I would like to again thank ALL of you generous readers who have donated to the CCLCM Student Blogger Challenge. At this point, we have raised a grand total of $494 to help low-income middle school students, and we have fully funded the Mississippi skeleton project. However, the Bronx reading project still needs another $401. If any of you have been thinking about donating but haven't gotten around to it yet, please consider giving a few dollars so that we can get those books to the kids.

Also, I was looking around on Donors Choose some more over the weekend, and there are so many great medicine and science-themed projects that need funding. I wish I could fund them all. If some of you readers are looking to make a tax-deductible contribution to charity before 2007 slips away from us, here are some other projects that caught my eye. The expiration date is the date when Donors Choose will remove that proposal from their website if it has not been fully funded by that point.

Concentrated Science Investigation (CSI) is a proposal to buy a set of forensics kits for inner city middle school children in North Carolina--expires April 27

First Step Lab, Second Step Nursing School is a proposal to buy two balances for use by low-income, pre-nursing high school students in rural Mississipi--expires April 29

Skeleton in the Classroom is a proposal to buy a model skeleton for inner city elementary school children in Texas--expires June 16

1-2-3..Bison To The Rescue! is a proposal to buy CPR kits to train low income high school students to administer CPR in rural Alabama--expires June 24

Inner Space - What a Trip! is a proposal to buy prepared microscope slides for low income middle school children in rural Mississippi--expires June 27

Protons, Neutrons, Electrons - Oh My! is a proposal to buy chemistry models of DNA and atoms for low income middle school children in rural Mississippi--expires June 27

Exploring The Human Body is a proposal to buy a model of the human body for low income elementary and middle school children in inner city Chicago--expires June 29

Inspiring Future (Urban) Doctors and Nurses is a proposal to buy dissecting supplies for inner city high school students in Massachussetts--expires June 30

Friday, November 02, 2007

Utterly Exhausted

I keep foolishly thinking that things are finally going to slow down at some point, but they never do. This week was the worst yet. I have only managed to get about half of the week's reading done, and I didn't get any reading done for my MS class yesterday at all. Obviously, this is not going to be a fun weekend, and next week is not looking much better, unfortunately.

This morning's seminars were on neuropsychology and gait disorders. The neuropsychologist who did the neuropsych session came last year also.
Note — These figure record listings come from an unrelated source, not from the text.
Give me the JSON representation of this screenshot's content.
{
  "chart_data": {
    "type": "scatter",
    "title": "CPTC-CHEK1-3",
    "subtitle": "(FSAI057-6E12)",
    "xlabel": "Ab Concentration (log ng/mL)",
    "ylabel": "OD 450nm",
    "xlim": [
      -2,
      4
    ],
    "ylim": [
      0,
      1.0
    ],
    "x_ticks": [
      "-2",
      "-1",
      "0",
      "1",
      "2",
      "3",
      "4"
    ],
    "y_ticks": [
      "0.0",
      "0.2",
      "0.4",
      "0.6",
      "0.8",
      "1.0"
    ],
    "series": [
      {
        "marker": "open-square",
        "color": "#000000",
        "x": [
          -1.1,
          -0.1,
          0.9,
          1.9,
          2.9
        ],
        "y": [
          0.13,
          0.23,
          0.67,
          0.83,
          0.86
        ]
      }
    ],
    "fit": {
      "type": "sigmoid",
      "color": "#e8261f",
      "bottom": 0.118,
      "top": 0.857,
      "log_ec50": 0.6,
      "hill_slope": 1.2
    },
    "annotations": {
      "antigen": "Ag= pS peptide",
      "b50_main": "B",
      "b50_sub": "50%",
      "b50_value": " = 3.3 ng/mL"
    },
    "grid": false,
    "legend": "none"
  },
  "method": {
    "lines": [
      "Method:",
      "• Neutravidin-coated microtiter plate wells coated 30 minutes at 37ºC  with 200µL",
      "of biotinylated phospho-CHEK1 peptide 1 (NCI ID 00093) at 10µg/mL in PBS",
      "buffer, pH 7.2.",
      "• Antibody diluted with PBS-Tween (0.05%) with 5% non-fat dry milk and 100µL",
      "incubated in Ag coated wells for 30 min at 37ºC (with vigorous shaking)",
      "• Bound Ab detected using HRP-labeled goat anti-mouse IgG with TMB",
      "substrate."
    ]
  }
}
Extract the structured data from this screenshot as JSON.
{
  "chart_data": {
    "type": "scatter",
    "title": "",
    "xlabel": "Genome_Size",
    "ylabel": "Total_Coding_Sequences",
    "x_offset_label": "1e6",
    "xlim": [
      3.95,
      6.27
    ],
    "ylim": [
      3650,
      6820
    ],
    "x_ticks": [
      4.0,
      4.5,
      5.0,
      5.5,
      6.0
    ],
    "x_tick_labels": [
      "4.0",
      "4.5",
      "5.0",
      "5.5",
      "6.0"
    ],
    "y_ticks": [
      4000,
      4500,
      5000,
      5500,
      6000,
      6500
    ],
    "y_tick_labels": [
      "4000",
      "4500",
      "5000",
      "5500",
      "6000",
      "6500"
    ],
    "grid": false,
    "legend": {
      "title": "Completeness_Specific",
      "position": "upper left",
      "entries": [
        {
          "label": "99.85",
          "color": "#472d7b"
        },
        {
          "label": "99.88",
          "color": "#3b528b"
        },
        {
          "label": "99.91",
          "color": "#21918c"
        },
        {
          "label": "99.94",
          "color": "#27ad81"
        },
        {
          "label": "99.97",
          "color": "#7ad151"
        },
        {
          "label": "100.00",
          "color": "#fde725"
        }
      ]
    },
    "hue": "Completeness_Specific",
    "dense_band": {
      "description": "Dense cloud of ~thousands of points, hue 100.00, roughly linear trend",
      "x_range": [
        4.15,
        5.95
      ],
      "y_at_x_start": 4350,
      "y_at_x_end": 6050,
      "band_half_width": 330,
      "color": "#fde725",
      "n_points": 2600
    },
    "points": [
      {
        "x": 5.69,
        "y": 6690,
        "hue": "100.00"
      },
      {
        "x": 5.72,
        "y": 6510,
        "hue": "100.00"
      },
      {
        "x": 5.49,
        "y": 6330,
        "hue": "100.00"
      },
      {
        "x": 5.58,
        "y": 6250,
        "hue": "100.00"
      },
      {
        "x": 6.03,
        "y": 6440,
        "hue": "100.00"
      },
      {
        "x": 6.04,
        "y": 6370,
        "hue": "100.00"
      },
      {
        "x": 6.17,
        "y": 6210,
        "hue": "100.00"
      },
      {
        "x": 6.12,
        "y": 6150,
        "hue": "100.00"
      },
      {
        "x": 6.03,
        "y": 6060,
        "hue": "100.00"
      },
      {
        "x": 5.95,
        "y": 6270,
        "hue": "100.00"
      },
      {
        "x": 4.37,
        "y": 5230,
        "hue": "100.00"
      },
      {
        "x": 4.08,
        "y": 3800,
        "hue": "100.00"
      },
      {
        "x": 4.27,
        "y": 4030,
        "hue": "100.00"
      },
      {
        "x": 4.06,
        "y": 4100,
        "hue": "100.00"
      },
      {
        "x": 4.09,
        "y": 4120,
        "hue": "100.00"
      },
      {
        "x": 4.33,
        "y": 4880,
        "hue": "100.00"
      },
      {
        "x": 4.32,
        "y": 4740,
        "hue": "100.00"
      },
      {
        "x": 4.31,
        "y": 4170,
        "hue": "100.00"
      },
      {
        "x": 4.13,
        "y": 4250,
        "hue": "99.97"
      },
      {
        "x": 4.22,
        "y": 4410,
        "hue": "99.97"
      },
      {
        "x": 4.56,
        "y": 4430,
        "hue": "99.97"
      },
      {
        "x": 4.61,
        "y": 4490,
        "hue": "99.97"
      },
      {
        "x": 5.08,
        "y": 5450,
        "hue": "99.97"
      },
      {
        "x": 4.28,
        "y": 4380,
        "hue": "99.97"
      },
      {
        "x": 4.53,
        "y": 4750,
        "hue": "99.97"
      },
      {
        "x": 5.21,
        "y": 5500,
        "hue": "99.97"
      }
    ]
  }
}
She was showing us the tests that they give to people to see if they have dementia. Even though we had seen all of these tests last year, it was really helpful to see them again. Somehow, I am just getting more out of seeing these things this year. I think it's because now I'm only 95% confused about neuro instead of a complete 100%. The second session was with Dr. Chemali, who gave us a neuro session on sensation last year. He didn't play Celine Dion for us this year, but we reviewed all of the spinal pathways, and again, it seems to all just be making more sense.

Our ARM session today was a follow-up to last week's small group session where we are ostensibly supposed to be learning about how to write grants. It was, to put it kindly, completely useless. Each group was supposed to give a brief presentation about the project they had come up with, and I volunteered myself and one of my none-too-thrilled classmates to present for our group. The presentations went better than I had expected, because they actually did generate some discussion. But all in all, it was still a pointless exercise in terms of its stated purpose to teach us about writing grants. I think I mentioned last week that you would always start working on a grant by reading the literature so that you knew what the problems in that field are, which we didn't do. That's a pretty important step to just skip over! We were just coming up with hypotheses and methods out of thin air, which doesn't really give a very realistic simulation of the grant-writing experience. This exercise really should be made more structured, if not eliminated from the curriculum altogether.